Süleymaniye Camii'nin yanı başında bulunan Botanik Bahçesi, tarihiyle de çoğu kişinin bilmediği gizli bir bahçe. Türkiye'nin ilk botanik bahçesi olan bu yer, İstanbul halkı için de bir kaçış yeri...''Uygulamaya dayanan ve yaygın bir eğitim için, yurdun önemli merkezlerinde çağdaş kütüphaneler, çeşitli bitki ve hayvanları içine alan bahçeler, konservatuarlar, işlikler(atölyeler), müzeler, galeriler, sergi salonları kurmak gerekli olduğu gibi, ilçe merkezlerine dek, bütün yurdun basımevleri ile donatılması gerekmektedir.'' görüşüyle, eğitimde kalkınma hamlesinin başlangıç yıllarında bakın İstanbul Üniversitesi'nde ne gelişmeler yaşandı. O dönemde İÜ Eczacılık Fakültesinde okuyan annemden de hep duyduğum mekanlar ve hocalar…

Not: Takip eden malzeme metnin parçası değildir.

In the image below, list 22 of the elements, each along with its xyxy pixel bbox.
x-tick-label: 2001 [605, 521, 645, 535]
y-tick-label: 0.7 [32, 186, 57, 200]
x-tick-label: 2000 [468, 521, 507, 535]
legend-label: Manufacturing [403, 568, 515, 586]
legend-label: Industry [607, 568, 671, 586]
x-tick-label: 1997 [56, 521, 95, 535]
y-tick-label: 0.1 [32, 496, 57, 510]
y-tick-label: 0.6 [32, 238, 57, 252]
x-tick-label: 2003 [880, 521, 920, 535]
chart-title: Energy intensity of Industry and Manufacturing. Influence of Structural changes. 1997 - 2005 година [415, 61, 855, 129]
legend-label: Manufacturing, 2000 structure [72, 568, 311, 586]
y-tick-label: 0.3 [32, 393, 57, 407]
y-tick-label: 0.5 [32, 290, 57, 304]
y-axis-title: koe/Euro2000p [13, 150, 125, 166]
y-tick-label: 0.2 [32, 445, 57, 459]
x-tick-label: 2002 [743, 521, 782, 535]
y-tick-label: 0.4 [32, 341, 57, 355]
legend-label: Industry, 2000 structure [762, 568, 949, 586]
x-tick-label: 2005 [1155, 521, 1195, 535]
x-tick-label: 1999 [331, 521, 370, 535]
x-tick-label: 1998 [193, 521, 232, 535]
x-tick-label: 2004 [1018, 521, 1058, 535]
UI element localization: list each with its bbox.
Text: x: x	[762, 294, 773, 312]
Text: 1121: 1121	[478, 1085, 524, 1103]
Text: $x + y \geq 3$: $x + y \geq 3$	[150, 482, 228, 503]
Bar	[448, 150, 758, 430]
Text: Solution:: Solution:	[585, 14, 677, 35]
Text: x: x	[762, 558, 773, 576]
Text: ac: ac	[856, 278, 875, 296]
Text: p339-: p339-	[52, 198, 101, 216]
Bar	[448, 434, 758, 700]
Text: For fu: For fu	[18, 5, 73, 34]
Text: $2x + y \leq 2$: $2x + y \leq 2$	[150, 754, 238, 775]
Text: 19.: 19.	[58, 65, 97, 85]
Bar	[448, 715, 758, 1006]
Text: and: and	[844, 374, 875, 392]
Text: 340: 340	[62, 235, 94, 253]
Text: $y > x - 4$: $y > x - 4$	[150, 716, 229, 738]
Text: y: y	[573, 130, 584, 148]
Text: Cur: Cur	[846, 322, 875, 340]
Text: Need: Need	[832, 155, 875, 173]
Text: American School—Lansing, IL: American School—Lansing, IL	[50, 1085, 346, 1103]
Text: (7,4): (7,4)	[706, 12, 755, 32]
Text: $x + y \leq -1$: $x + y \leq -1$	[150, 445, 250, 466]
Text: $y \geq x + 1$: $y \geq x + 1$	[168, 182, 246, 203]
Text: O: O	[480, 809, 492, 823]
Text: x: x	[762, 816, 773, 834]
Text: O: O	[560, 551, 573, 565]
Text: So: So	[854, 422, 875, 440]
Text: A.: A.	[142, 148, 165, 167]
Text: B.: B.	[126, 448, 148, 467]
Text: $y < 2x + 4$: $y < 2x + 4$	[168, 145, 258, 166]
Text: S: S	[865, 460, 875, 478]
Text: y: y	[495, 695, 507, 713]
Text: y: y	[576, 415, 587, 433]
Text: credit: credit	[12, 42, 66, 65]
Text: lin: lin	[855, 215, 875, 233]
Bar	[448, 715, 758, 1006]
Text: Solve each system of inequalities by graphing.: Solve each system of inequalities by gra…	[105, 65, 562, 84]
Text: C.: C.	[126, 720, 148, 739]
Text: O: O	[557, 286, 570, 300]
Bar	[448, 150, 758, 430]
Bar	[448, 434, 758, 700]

Mustafa Kemal Atatürk'ün eğitim reformları
içerisinde en önemlisi üniversite ile ilgili olanıdır ve Türkiye'de ilk kez
çağdaş anlamda Biyoloji eğitimi ve öğretimi, İstanbul Üniversitesinde
başlatılmıştır. Bu hamle, Türkiye'de
yüksek öğretimin de başlangıcı olmuştur.
Burada ilk amaç: Her türlü konuya yaklaşımda veya her türlü sorunun
çözümünde, akıl ve bilimin rehberliğini ölçüt almaktı. Bu yaklaşım,
zamanla yönetsel bir ilke olarak benimsenecek, uygulanacak ve bilimsel
eğitim ile üretimin önü açılacaktı. Dolayısı
ile ikincil amaç, uygulamaya dönük , bilimsel yatırımların yapılmasıydı.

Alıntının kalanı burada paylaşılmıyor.